Major Shakuri had been extremely busy all morning, imposing his version of logic and order on the situation that seemed to change every few minutes. He studied the updated damage reports from the overnight attacks and had a brief, unpleasant telephone conversation with General Khasrodad out at the airport. The man had no fighting spirit and very reluctantly gave Shakuri the soldiers needed for the evening’s executions.
The major had approved the final list of the latest examples, but the overnight casualties to the Iranians had been high, and Shakuri had to keep his retaliation formula in some sort of perspective. Even at one-for-one, it would mean several hundred executions, which was an impossible number. The lesson, not the executions, was the important thing. So he would do twenty today, then declare the lesson learned before it turned into a general massacre. With the extra soldiers, he would then use martial law to restore calm in the beachfront city. The bodies this time would be left to rot in the park for a few days before being taken away by grieving relatives. Examples.

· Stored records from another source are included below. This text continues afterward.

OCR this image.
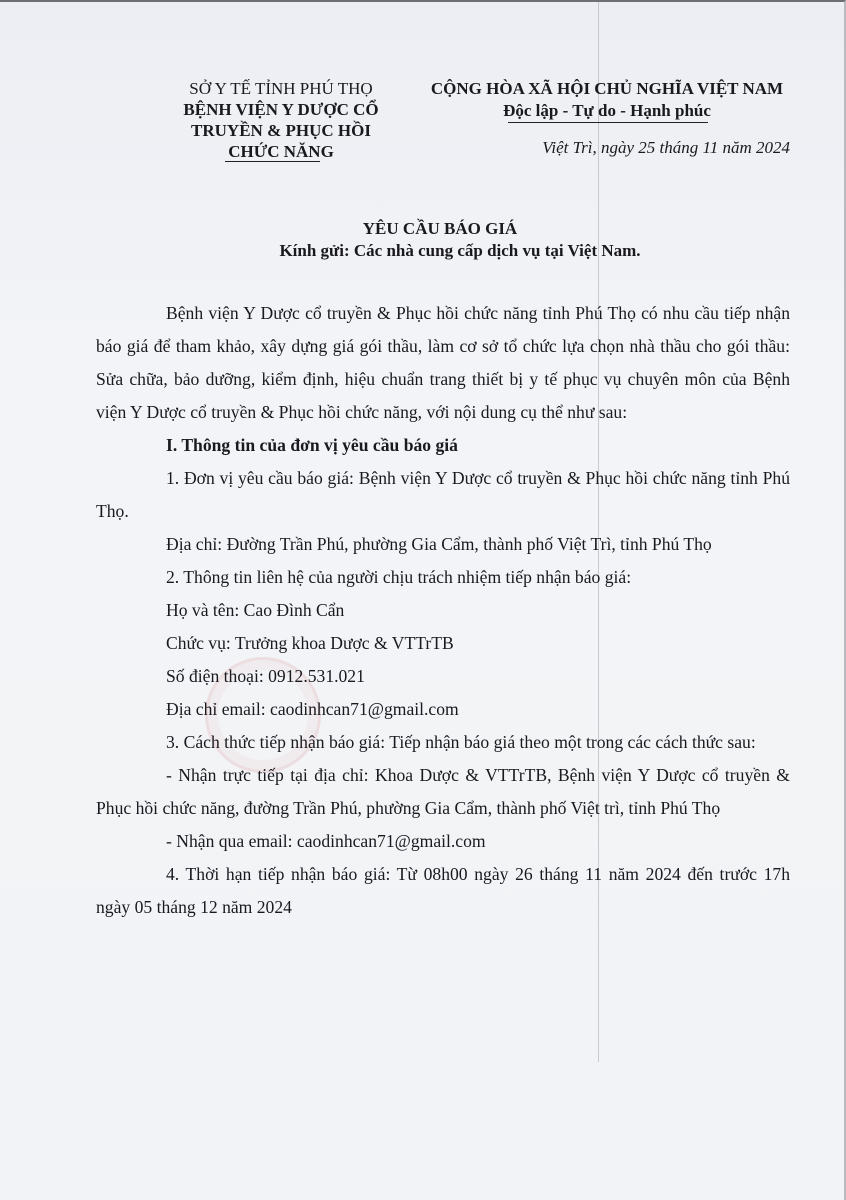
SỞ Y TẾ TỈNH PHÚ THỌ
BỆNH VIỆN Y DƯỢC CỔ
TRUYỀN & PHỤC HỒI
CHỨC NĂNG
CỘNG HÒA XÃ HỘI CHỦ NGHĨA VIỆT NAM
Độc lập - Tự do - Hạnh phúc
Việt Trì, ngày 25 tháng 11 năm 2024
YÊU CẦU BÁO GIÁ
Kính gửi: Các nhà cung cấp dịch vụ tại Việt Nam.

Bệnh viện Y Dược cổ truyền & Phục hồi chức năng tỉnh Phú Thọ có nhu cầu tiếp nhận báo giá để tham khảo, xây dựng giá gói thầu, làm cơ sở tổ chức lựa chọn nhà thầu cho gói thầu: Sửa chữa, bảo dưỡng, kiểm định, hiệu chuẩn trang thiết bị y tế phục vụ chuyên môn của Bệnh viện Y Dược cổ truyền & Phục hồi chức năng, với nội dung cụ thể như sau:

I. Thông tin của đơn vị yêu cầu báo giá

1. Đơn vị yêu cầu báo giá: Bệnh viện Y Dược cổ truyền & Phục hồi chức năng tỉnh Phú Thọ.

Địa chỉ: Đường Trần Phú, phường Gia Cẩm, thành phố Việt Trì, tỉnh Phú Thọ

2. Thông tin liên hệ của người chịu trách nhiệm tiếp nhận báo giá:

Họ và tên: Cao Đình Cẩn

Chức vụ: Trưởng khoa Dược & VTTrTB

Số điện thoại: 0912.531.021

Địa chỉ email: caodinhcan71@gmail.com

3. Cách thức tiếp nhận báo giá: Tiếp nhận báo giá theo một trong các cách thức sau:

- Nhận trực tiếp tại địa chỉ: Khoa Dược & VTTrTB, Bệnh viện Y Dược cổ truyền & Phục hồi chức năng, đường Trần Phú, phường Gia Cẩm, thành phố Việt trì, tỉnh Phú Thọ

- Nhận qua email: caodinhcan71@gmail.com

4. Thời hạn tiếp nhận báo giá: Từ 08h00 ngày 26 tháng 11 năm 2024 đến trước 17h ngày 05 tháng 12 năm 2024
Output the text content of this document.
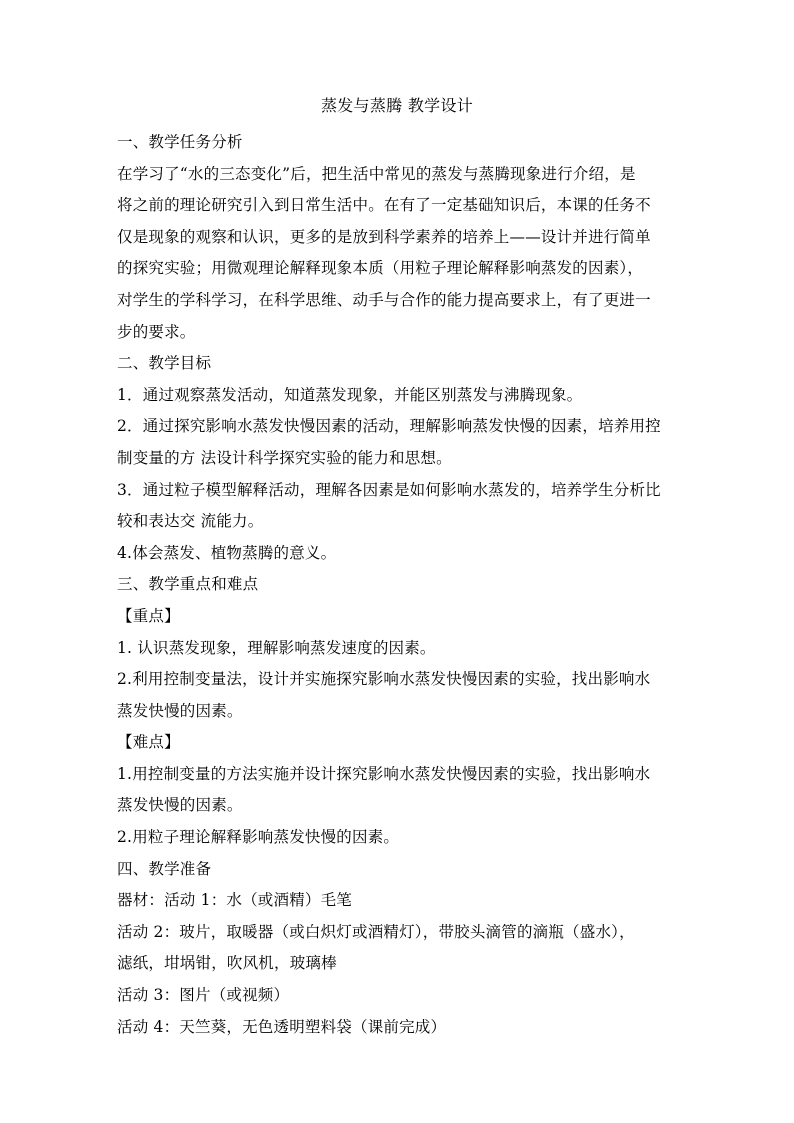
蒸发与蒸腾 教学设计
一、教学任务分析
在学习了“水的三态变化”后，把生活中常见的蒸发与蒸腾现象进行介绍，是
将之前的理论研究引入到日常生活中。在有了一定基础知识后，本课的任务不
仅是现象的观察和认识，更多的是放到科学素养的培养上——设计并进行简单
的探究实验；用微观理论解释现象本质（用粒子理论解释影响蒸发的因素），
对学生的学科学习，在科学思维、动手与合作的能力提高要求上，有了更进一
步的要求。
二、教学目标
1．通过观察蒸发活动，知道蒸发现象，并能区别蒸发与沸腾现象。
2．通过探究影响水蒸发快慢因素的活动，理解影响蒸发快慢的因素，培养用控
制变量的方 法设计科学探究实验的能力和思想。
3．通过粒子模型解释活动，理解各因素是如何影响水蒸发的，培养学生分析比
较和表达交 流能力。
4.体会蒸发、植物蒸腾的意义。
三、教学重点和难点
【重点】
1. 认识蒸发现象，理解影响蒸发速度的因素。
2.利用控制变量法，设计并实施探究影响水蒸发快慢因素的实验，找出影响水
蒸发快慢的因素。
【难点】
1.用控制变量的方法实施并设计探究影响水蒸发快慢因素的实验，找出影响水
蒸发快慢的因素。
2.用粒子理论解释影响蒸发快慢的因素。
四、教学准备
器材：活动 1：水（或酒精）毛笔
活动 2：玻片，取暖器（或白炽灯或酒精灯），带胶头滴管的滴瓶（盛水），
滤纸，坩埚钳，吹风机，玻璃棒
活动 3：图片（或视频）
活动 4：天竺葵，无色透明塑料袋（课前完成）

With those arrangements in place, he sifted through the news reports. The Muslim Brotherhood had promised to spark a spontaneous uprising of the people across the land, but that had not yet happened. Since winning political power through elections, the Brotherhood had to deal with all of the problems of any government, both in its own country and abroad. They had wanted power, and found it an uncomfortable fit. There were problems in Gaza, where militants wanted to secede from Egypt and form an Islamic emirate on the Israeli border. The Bedouins would not cooperate because they never cooperated with anybody. The old players in Hamas would not bow to the wishes of the new government, and al Qaeda despised the elected officials for not being radical enough. There were dozens of serious fracture lines within the Brotherhood, and powerful rival political parties. So when it came to stitching together a unified front with a separate rebel army, everyone wanted a slice of the pie. The idea that the Brotherhood would launch demonstrations against itself defied logic. That left the Supreme Council of the Armed Forces still intact, and the last thing the generals would allow was a competing army on Egyptian soil. The major wondered why the colonel could possibly have believed any differently.